LOADING

Type to search

Remembering Texas Racial History

News

Remembering Texas Racial History

Share

By: Clara McMichael

If one walks around Southwestern, they will see memorialization of Texas’ racial history – from the cannons in front of the Kappa Alpha fraternity house, to the permanent exhibit of Civil War memorabilia on the second floor of the Red and Charlene McCombs Campus Center.

These are local examples of memorials of Confederate history that occur publicly within the Georgetown community, the state of Texas, and nationwide. These memorializations have provoked discussion and protest throughout the United States.

Southwestern University is engaging in these discussions through the Remembering Texas’ Racial History Panel. The event is organized in coordination with the Southwestern University Philosophy Society, the department of Race and Ethnicity Studies (RES), and the Paideia cluster Americas: North by South.

“Nationwide, there have been discussions in the political movements surrounding the racial history of the South and how to memorialize this history,” said Dr. Omar Rivera, chair of the RES minor. “The panel is a convergence of the academic program – RES – and what is going on nationwide.”

There are four panelists that will be discussing the topic: Ann Evans, curator at the Williamson County Museum; Melissa Johnson, Professor of Anthropology at Southwestern; Joseph Hower, Visiting Assistant Professor of History at Southwestern; and Edmund T. Gordon, Chair and Associate Professor of African and African Diaspora Studies at the University of Texas – Austin.

Each panelist will speak about the theme of the panel for ten to fifteen minutes, and then they will discuss the theme together.

“It’s not meant to be confrontational,” said Kenny Knowlton Jr., president of the Southwestern Philosophy Society. “It’s just providing a different perspective on how history should be remembered and the different implications of history.”

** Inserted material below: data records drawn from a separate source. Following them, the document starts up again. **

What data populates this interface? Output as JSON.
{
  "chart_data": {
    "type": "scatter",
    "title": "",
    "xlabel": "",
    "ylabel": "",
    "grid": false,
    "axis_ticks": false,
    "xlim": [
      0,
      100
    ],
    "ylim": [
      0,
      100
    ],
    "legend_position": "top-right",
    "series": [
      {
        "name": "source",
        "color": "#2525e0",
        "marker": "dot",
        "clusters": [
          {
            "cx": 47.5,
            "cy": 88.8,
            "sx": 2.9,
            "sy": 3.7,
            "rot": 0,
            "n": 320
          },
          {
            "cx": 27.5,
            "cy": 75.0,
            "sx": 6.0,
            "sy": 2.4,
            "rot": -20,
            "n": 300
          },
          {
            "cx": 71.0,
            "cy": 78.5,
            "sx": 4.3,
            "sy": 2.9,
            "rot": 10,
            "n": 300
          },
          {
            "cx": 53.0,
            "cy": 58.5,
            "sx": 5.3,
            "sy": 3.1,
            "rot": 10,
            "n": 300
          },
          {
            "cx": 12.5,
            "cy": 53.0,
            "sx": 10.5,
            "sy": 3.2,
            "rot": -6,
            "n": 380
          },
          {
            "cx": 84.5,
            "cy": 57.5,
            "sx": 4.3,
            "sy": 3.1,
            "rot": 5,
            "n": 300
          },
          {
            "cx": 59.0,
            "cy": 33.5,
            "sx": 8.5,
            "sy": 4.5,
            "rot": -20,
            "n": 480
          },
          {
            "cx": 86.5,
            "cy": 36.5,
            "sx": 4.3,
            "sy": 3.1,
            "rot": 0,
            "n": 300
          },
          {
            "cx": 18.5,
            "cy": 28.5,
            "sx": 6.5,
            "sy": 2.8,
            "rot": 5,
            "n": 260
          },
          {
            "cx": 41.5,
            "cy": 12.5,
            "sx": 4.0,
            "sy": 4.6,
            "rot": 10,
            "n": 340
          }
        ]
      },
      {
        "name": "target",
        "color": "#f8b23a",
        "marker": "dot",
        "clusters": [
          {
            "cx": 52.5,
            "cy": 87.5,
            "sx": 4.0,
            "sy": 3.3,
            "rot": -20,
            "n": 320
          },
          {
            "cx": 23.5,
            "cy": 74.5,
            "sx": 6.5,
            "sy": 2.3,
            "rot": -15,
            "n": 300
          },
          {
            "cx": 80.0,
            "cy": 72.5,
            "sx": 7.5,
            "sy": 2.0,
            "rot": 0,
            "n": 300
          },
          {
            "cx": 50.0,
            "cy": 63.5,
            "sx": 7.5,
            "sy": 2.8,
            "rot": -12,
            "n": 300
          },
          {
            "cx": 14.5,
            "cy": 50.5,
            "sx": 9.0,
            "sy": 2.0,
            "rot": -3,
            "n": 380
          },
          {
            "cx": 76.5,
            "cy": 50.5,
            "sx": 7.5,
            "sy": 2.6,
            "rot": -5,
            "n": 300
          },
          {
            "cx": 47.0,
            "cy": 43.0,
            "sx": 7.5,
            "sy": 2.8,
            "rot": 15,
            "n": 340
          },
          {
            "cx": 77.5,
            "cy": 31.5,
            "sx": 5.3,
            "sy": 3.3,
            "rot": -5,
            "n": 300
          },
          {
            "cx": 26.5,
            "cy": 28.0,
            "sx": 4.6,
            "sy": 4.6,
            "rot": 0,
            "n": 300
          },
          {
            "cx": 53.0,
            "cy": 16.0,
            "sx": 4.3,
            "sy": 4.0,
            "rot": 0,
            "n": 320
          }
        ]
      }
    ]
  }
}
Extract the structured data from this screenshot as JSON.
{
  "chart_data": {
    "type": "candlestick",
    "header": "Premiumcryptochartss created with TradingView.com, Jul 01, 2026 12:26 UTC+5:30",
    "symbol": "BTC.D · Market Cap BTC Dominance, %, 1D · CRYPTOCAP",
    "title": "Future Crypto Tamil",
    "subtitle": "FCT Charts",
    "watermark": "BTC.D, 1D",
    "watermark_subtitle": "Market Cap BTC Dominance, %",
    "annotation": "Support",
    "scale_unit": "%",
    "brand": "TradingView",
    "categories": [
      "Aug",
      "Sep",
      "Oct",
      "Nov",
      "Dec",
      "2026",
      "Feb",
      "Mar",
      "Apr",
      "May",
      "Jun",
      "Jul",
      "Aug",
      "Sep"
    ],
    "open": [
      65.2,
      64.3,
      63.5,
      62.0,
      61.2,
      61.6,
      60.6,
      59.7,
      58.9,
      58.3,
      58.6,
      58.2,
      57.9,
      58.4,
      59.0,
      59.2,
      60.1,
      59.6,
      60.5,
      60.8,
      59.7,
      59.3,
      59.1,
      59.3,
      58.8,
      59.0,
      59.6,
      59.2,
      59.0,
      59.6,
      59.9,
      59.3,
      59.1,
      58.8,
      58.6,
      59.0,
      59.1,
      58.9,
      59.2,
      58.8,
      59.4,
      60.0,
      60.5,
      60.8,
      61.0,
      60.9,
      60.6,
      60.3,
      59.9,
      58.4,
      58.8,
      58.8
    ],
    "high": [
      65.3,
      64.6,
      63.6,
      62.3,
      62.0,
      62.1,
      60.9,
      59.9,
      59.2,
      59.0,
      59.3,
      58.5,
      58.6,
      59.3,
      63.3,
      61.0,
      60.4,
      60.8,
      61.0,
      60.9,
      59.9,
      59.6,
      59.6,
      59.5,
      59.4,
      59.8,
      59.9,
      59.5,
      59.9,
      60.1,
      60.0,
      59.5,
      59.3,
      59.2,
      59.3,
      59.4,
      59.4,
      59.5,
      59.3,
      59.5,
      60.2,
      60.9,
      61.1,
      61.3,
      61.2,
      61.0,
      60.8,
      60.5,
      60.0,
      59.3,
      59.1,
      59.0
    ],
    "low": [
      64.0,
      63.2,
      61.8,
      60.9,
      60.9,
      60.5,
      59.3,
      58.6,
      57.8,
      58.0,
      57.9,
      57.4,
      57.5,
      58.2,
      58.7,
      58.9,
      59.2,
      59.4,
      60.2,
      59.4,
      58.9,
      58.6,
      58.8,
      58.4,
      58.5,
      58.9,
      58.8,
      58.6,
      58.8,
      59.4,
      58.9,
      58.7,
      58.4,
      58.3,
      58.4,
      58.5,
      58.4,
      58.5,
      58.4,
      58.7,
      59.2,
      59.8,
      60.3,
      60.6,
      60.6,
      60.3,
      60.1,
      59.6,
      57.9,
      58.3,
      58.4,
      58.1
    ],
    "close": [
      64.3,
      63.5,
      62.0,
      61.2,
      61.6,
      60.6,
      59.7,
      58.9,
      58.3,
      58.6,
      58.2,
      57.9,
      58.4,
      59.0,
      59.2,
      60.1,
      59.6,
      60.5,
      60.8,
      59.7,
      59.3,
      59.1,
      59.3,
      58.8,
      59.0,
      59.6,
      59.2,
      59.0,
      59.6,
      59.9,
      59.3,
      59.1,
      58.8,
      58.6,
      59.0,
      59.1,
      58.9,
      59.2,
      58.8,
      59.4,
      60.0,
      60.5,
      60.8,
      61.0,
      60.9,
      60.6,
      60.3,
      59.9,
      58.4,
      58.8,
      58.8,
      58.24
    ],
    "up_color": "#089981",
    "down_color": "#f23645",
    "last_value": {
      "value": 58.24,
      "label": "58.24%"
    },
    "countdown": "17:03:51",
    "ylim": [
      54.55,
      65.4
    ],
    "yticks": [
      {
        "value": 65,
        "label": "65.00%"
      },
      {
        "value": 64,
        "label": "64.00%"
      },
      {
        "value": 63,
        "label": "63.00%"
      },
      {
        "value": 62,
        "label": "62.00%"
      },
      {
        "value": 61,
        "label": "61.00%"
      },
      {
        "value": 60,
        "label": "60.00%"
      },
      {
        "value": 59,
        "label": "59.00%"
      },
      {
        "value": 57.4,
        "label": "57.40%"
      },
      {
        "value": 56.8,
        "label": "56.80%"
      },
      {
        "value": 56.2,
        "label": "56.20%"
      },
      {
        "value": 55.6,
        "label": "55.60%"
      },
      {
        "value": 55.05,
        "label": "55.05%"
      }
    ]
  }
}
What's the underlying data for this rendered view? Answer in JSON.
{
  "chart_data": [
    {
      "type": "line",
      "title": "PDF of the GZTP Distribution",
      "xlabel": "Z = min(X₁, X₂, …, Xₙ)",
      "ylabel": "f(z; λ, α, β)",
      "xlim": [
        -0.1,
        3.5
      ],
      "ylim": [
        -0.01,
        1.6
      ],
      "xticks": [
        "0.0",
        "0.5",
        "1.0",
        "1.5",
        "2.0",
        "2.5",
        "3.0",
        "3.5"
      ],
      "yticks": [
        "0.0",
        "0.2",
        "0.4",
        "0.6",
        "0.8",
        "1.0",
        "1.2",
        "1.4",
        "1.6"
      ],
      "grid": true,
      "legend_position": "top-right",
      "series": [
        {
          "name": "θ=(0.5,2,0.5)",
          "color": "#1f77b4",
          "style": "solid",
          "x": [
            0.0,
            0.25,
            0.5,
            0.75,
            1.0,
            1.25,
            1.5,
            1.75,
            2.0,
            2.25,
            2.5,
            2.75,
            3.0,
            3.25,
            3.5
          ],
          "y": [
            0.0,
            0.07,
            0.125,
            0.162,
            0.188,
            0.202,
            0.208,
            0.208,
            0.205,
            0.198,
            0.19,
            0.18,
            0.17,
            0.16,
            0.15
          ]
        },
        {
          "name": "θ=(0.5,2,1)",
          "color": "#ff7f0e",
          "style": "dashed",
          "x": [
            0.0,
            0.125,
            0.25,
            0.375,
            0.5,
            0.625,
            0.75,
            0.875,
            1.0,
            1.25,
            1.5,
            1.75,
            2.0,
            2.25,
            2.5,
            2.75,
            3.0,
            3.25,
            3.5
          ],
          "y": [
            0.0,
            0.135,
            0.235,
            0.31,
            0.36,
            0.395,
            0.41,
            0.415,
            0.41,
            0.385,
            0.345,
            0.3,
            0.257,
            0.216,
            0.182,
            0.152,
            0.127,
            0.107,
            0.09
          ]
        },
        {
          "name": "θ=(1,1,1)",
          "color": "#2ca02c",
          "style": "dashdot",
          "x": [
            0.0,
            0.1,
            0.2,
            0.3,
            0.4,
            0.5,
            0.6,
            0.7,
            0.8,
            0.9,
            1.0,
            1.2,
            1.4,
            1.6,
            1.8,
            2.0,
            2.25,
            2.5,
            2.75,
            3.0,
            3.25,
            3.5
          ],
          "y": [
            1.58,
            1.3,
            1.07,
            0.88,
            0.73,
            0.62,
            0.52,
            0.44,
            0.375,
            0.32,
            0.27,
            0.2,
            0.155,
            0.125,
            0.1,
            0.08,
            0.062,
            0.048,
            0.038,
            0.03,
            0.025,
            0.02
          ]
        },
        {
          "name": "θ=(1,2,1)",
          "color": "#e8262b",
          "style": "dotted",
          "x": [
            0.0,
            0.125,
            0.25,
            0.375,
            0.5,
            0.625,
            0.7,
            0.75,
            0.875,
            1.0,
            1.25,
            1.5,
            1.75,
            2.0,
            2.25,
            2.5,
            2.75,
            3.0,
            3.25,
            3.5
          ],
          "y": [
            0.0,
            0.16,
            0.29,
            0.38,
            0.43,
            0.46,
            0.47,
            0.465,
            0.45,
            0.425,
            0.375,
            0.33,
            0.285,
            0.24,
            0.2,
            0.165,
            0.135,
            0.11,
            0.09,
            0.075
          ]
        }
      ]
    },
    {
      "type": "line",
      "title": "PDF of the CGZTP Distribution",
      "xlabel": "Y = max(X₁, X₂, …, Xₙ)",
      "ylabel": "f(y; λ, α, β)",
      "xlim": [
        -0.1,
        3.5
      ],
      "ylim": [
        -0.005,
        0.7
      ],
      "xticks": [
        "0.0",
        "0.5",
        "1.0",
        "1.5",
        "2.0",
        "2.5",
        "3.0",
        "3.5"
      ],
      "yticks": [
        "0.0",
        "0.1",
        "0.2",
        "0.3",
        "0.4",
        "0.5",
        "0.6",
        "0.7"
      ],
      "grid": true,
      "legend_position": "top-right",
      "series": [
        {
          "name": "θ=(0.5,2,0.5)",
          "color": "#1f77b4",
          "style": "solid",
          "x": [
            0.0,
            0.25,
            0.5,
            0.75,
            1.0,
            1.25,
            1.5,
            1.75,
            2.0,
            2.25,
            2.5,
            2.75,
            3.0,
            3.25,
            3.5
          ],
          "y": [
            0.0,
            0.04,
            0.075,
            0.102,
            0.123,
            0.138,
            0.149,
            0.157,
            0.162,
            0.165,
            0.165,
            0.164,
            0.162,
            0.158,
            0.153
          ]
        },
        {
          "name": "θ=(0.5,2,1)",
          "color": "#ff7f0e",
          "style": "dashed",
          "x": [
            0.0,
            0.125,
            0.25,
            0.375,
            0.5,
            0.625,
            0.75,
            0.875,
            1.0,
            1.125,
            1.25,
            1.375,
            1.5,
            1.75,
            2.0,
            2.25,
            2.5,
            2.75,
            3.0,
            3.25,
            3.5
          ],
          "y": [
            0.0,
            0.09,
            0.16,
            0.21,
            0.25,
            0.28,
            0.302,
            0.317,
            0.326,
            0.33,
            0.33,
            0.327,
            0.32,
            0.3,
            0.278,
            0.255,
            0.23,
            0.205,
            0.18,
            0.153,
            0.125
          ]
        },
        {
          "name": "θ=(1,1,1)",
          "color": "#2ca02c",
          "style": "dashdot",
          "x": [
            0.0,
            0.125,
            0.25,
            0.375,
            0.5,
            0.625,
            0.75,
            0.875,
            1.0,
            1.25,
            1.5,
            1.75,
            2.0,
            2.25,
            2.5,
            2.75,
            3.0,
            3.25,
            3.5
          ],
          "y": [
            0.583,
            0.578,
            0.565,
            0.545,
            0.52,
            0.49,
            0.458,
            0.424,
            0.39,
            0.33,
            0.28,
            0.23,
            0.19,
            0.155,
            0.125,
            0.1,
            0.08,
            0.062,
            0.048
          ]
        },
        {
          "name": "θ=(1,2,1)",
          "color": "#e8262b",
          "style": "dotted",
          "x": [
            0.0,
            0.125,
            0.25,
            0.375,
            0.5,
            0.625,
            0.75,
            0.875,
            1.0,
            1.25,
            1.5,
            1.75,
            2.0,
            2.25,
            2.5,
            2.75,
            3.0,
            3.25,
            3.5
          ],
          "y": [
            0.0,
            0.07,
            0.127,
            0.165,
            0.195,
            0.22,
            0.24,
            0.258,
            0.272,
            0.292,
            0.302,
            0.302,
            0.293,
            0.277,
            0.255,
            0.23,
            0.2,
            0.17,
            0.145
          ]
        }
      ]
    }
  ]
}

The theme of remembering racial history has been prominent within Southwestern. Rivera cited Dr. Brenda Sendejo’s Latina History Project, Dr. Laura Senio Blair’s oral history project in coordination with the Latin American and Border Studies Symposium, and the diversity of the Southwestern student body, faculty members, and speakers that have presented at Southwestern lectures as evidence of the attention to racial history within Southwestern.

The Remembering Texas’ Racial History Panel will be one the ways that Southwestern is acknowledging racial history, and is intended to provoke discussion about how Southwestern’s history is memorialized– or which histories have not been memorialized at the university.

The panel will be held on April 6 from 6:15 P.M. to 8:15 P.M. in the Mood-Bridwell Atrium at Southwestern University.